Japanese art and the richness of Ikeda Koson (1803-1868)
Lee Jay Walker
Modern Tokyo Times
The life of Ikeda Koson (1803-1868) is difficult to put together because many areas remain unknown. Yet, he was blessed to study under the renowned Sakai Hôitsu (1761-1828).
Hôitsu firmly belonged to a very different Japan that was steeped by the traditions of the Edo period. Despite Koson passing away in the same year that the Meiji period (1868-1912) begun, he obviously belongs to the same era but his Japan was very different. This relates to the growing encroachment of Western ideas and the pangs of Japanese modernization.

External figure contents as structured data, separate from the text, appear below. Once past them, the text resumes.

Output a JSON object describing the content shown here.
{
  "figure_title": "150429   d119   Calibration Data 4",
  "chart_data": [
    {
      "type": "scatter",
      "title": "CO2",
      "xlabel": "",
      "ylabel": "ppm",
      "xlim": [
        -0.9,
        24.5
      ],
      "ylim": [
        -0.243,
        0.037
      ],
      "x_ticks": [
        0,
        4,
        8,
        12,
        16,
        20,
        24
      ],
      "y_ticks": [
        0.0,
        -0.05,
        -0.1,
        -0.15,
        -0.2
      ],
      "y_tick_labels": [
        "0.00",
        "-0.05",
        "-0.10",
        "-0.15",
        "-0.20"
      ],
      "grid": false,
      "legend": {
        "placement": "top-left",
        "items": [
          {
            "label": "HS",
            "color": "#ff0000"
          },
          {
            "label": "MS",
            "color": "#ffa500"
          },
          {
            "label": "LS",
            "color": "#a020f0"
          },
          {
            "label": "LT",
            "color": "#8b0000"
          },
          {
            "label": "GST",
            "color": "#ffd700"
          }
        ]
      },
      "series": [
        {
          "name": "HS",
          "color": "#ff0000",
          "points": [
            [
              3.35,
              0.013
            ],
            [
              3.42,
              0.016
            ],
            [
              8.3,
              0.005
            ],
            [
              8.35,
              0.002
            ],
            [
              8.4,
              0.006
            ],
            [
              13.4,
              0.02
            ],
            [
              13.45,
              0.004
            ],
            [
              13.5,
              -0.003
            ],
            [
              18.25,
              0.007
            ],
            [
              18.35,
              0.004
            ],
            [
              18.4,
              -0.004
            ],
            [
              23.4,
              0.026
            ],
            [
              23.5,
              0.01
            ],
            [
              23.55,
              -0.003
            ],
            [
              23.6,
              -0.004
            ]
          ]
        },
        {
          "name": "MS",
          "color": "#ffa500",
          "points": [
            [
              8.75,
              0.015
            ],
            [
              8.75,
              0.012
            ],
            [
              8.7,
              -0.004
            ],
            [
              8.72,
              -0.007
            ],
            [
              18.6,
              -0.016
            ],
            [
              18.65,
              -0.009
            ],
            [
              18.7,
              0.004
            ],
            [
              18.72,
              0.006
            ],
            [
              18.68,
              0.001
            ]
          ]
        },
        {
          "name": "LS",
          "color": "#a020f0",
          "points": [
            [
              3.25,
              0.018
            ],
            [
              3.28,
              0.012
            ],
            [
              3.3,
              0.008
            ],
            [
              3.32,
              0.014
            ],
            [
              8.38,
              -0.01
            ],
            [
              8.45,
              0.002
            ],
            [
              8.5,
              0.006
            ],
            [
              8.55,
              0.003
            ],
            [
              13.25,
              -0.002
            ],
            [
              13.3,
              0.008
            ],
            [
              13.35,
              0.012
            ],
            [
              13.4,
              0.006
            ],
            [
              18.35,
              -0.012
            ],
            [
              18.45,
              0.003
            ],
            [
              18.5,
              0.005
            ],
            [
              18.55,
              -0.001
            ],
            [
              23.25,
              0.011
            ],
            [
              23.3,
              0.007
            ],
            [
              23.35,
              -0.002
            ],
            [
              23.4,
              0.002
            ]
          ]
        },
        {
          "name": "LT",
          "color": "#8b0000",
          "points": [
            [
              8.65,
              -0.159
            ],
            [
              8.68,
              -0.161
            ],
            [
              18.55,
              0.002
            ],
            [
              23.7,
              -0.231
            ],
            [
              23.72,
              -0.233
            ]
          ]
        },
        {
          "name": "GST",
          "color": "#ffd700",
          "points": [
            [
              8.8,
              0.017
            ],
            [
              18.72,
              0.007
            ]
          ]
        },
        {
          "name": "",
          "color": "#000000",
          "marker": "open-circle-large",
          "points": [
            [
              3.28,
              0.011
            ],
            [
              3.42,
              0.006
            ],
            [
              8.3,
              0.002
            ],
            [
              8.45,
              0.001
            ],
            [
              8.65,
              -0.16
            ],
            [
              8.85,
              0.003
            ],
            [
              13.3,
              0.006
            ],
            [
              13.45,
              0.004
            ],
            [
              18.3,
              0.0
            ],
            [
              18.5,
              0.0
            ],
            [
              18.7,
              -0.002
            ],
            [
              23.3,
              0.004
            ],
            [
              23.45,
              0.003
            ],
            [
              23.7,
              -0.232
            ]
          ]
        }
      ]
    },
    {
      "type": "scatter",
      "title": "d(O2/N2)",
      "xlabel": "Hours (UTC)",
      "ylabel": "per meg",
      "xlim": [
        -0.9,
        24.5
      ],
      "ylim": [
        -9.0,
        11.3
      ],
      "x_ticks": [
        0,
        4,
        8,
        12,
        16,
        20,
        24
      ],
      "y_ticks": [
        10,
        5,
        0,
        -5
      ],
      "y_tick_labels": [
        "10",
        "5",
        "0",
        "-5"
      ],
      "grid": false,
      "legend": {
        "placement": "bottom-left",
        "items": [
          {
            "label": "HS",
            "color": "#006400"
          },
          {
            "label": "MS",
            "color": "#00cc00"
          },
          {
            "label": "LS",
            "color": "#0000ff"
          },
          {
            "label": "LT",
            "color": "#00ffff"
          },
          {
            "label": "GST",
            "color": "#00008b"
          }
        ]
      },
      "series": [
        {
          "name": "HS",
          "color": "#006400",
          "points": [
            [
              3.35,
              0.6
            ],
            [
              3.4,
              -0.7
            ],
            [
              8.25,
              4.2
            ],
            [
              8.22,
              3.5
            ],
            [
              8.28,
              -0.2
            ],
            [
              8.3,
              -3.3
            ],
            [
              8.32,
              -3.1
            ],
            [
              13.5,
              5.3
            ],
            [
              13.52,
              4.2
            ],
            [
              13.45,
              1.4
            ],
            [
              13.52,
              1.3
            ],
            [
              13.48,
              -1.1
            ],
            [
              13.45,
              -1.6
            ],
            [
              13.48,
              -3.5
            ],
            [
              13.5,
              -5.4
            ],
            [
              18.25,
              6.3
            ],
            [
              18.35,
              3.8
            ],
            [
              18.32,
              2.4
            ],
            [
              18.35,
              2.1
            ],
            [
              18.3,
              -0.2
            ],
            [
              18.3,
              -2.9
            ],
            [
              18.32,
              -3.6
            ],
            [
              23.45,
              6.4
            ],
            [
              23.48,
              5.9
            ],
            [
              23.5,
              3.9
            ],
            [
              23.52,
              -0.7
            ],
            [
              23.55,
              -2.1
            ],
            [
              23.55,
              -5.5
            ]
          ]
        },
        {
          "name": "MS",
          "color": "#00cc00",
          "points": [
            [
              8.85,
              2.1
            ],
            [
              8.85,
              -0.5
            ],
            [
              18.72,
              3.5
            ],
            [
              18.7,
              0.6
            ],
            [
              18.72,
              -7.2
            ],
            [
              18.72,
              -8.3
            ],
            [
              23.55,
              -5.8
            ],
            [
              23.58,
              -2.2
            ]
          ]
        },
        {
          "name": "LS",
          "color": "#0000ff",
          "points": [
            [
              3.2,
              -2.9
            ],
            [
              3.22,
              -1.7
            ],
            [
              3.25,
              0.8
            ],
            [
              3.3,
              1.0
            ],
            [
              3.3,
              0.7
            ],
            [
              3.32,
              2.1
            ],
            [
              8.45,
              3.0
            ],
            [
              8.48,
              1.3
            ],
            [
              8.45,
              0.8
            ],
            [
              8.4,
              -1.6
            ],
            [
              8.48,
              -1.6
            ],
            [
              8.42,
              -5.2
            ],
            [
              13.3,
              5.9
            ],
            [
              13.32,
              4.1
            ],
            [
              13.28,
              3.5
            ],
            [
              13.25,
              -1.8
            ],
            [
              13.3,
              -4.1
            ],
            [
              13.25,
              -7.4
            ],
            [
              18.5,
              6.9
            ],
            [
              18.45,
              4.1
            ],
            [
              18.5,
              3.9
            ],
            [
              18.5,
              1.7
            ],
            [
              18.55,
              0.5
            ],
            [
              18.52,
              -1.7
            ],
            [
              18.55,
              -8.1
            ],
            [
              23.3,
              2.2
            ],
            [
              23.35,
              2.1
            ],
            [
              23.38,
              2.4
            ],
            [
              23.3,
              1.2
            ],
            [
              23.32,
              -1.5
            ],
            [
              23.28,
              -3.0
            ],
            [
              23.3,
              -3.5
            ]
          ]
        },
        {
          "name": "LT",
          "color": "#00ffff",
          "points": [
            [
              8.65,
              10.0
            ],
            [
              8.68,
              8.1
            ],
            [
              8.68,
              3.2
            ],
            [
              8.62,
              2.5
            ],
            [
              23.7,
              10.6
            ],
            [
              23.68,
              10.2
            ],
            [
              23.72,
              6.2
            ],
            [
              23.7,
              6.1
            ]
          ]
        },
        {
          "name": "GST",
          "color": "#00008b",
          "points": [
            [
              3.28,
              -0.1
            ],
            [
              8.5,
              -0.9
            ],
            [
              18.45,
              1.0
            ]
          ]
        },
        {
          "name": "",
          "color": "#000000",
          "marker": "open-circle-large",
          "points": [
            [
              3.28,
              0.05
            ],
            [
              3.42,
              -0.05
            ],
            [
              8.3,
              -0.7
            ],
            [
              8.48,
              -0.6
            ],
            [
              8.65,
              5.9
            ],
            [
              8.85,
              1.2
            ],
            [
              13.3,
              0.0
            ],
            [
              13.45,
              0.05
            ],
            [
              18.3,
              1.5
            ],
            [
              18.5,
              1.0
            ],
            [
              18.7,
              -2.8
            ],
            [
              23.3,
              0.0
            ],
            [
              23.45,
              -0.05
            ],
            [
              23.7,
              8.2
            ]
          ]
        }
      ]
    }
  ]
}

The influence of Hôitsu especially impacted on Koson during his informative years. However, despite being steeped in Rinpa art he would develop a more freestyle form of art. Indeed, some indicate that he was a bridge to the early Nihonga movement that flourished after the first few decades of the Meiji period.
Koson created adorable flower and plant art pieces with his own distinctive features. Of course, others were more steeped in the traditions of Rinpa and less innovative. Yet, his potent style when came to light were extremely noticeable.
He also excelled at ink painting. This fact enabled Koson to expand on different themes. While during his last few years he published two books that highlighted the artistic works of Kôrin and Hôitsu.